Tackling Racism Workshop: Intercultural Competence and Achieving Equity in our Schools and Universities

Developing the ability to adapt mindsets when encountering diversity and differences

Intercultural competence is vital for developing the knowledge, skills, behaviours, and dispositions for recognizing and countering implicit biases and racism in our institutions.

Understanding and navigating the complex interactions of our backgrounds, experiences, perspectives, and contexts is a highly developed skill necessary for recognizing the values, beliefs and behaviours held by ourselves and others.

The universality of intercultural competence allows for addressing—in all contexts—non-dominant racial and cultural groups and the resulting bias and discrimination.

Join fellow international school and university professionals for this interactive workshop. Collaborate and build your understanding of intercultural competence and its role in tackling racism and creating equity.

You can expect to:
  • understand Intercultural competence as a concept and as a process
  • explore how intercultural competence assists in navigating diversity and differences towards achieving equitable schools and universities
  • learn about what occurs when we encounter diversity and differences
  • apply strategies to develop intercultural competence in your school or university

Also in this series:
Build on your learning by joining the two other workshops in this Tackling Racism Series that focus on Addressing Implicit Bias and Establishing Structures and Systems and Promote Equity.

Take-aways from previous participants:

Make this part of the CIS accreditation process (apologies if it already is)—especially hiring practices. Our teachers and admin need to better represent our students.

Good to know: Inclusion via diversity, equity and anti-racism does form a part of the CIS International Accreditation process. Member schools can log in to the CIS Community portal to learn more about it.

It was really helpful learning how to create safe spaces for open and honest dialog on an even playing field where people can share their experiences and beliefs and be open to clarification and feedback.
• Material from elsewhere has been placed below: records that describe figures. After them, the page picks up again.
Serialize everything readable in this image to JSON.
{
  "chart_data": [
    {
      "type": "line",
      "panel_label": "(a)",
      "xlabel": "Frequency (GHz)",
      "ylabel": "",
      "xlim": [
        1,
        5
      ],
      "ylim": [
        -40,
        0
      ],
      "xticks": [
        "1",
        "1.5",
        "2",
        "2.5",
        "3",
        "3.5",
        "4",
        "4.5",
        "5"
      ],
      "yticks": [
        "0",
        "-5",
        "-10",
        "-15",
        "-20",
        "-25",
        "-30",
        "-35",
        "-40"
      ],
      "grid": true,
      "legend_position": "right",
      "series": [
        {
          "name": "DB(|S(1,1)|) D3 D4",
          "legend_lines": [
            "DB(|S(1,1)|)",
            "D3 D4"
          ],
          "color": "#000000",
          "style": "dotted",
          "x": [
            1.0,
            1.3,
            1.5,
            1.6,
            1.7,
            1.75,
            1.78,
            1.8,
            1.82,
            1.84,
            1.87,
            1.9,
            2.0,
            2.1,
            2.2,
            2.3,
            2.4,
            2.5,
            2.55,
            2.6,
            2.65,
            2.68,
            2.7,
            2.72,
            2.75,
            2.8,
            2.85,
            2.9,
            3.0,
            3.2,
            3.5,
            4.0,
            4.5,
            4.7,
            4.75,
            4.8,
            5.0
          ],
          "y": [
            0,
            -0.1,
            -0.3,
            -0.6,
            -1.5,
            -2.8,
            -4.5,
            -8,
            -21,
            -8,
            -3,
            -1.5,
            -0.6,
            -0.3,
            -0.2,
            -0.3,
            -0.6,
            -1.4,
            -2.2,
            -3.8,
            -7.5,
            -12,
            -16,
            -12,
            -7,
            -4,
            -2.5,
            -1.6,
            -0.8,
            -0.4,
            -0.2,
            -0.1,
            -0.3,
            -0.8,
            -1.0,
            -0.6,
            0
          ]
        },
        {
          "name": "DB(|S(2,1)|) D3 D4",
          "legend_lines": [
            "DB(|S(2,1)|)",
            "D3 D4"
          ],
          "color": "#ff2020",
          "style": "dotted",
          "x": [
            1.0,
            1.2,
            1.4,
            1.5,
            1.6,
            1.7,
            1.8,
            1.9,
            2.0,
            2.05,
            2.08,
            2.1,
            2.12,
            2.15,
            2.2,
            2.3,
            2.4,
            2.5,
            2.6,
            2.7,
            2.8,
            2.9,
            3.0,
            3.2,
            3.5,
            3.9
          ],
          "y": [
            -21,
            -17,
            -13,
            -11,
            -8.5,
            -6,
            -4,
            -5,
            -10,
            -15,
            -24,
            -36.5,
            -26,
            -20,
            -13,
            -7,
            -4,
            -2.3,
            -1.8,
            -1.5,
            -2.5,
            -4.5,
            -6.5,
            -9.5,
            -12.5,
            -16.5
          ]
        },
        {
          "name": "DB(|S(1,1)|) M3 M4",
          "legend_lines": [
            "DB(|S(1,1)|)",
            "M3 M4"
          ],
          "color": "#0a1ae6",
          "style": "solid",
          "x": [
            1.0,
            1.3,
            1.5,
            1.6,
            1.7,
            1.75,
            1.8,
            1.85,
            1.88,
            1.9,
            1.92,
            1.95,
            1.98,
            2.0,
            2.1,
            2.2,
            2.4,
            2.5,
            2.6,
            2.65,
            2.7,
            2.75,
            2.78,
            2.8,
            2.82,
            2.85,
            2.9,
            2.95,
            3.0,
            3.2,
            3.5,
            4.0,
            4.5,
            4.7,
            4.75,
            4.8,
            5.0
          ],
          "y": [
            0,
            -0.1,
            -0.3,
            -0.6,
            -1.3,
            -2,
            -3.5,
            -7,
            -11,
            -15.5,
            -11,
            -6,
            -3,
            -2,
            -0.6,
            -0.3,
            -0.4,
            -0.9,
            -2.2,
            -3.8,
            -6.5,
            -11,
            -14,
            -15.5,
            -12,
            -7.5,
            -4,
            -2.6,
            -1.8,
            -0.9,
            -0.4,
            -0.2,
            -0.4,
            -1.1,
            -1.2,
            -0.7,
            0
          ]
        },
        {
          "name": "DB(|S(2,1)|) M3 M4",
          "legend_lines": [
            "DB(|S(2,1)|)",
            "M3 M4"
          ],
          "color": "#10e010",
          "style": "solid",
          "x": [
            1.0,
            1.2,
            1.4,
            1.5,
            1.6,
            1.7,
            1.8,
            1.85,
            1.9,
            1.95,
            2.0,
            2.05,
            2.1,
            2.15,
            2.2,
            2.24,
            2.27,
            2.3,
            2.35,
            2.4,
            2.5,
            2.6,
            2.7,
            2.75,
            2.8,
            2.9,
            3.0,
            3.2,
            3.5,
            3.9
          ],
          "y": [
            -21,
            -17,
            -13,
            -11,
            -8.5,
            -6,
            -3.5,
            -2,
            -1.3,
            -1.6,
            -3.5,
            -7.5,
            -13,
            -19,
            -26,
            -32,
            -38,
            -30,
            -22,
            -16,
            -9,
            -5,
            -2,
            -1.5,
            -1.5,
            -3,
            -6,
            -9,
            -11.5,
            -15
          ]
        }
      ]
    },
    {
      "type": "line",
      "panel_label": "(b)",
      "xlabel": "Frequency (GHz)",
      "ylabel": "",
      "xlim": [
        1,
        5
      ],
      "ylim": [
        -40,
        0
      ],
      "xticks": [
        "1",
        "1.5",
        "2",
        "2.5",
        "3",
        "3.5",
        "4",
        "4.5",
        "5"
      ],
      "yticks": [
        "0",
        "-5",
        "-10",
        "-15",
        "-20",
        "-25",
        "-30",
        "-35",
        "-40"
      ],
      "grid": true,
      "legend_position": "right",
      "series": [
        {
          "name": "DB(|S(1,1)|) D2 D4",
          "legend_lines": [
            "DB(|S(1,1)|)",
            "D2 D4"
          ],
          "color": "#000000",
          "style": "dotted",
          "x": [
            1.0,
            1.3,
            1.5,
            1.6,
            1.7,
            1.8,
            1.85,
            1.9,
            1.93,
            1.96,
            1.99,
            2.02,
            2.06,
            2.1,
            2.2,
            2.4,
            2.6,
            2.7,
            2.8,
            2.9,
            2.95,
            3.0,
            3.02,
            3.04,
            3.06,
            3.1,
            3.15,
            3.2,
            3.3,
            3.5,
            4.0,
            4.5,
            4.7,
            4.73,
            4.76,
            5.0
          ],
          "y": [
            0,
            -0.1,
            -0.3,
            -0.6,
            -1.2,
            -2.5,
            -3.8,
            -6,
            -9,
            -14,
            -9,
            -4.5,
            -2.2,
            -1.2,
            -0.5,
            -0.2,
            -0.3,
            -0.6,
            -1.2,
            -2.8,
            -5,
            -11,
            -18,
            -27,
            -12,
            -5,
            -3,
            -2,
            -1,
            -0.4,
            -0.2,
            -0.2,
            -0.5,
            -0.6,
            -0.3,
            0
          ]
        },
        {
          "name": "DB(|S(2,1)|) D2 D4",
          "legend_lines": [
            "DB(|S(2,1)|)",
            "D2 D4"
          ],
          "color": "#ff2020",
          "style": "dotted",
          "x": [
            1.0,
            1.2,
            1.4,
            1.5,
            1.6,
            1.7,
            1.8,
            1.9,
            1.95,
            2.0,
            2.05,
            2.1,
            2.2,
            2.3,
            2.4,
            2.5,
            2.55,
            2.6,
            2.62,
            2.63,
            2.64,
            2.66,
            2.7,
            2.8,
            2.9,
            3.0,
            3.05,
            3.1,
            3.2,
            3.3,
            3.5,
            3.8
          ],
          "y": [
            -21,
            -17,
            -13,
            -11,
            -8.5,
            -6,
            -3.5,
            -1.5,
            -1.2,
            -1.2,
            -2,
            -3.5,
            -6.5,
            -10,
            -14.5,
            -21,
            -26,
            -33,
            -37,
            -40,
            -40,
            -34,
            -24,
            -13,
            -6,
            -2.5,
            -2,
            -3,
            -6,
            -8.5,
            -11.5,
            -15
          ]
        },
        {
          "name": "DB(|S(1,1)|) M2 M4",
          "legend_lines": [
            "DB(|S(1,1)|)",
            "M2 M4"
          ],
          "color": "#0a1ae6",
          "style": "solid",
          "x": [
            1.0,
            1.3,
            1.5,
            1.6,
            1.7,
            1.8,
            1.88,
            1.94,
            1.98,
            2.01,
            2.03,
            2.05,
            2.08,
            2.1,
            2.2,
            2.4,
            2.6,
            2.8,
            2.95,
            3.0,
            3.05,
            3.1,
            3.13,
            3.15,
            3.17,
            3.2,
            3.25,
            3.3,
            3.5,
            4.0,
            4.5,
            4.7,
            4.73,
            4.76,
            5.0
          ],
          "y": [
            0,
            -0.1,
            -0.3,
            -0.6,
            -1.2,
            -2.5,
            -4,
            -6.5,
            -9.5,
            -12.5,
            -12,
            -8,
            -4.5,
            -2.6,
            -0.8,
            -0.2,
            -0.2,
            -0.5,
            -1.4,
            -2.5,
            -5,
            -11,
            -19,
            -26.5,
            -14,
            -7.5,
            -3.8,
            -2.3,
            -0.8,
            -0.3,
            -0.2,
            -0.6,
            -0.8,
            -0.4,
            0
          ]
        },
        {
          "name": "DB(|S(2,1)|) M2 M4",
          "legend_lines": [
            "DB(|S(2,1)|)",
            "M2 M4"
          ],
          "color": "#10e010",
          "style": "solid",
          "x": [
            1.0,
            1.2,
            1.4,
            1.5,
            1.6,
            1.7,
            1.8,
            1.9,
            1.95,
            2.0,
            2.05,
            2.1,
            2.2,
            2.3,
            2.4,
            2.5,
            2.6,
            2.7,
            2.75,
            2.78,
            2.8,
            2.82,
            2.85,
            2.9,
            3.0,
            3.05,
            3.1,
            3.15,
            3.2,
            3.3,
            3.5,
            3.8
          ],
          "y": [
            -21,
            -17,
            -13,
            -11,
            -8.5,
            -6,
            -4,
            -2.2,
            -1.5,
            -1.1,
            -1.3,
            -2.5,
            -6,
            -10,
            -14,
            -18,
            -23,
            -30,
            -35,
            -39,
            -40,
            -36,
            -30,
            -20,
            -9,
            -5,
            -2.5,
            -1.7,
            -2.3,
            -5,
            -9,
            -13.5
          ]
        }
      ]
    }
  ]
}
We will use the intercultural continuum exercise to explore where we view ourselves individually and collectively on our journey to a more conscious engagement with developing intercultural fluency.

There’s a general need for more leaders to be trained. Really liked definitions of DEI that were shared.

Individual voices are so important ... and the hierarchy in any institution and its role was highlighted which was quite relatable. some interesting resources were shared. Overall, it was a good experience to learn the in a short period of time.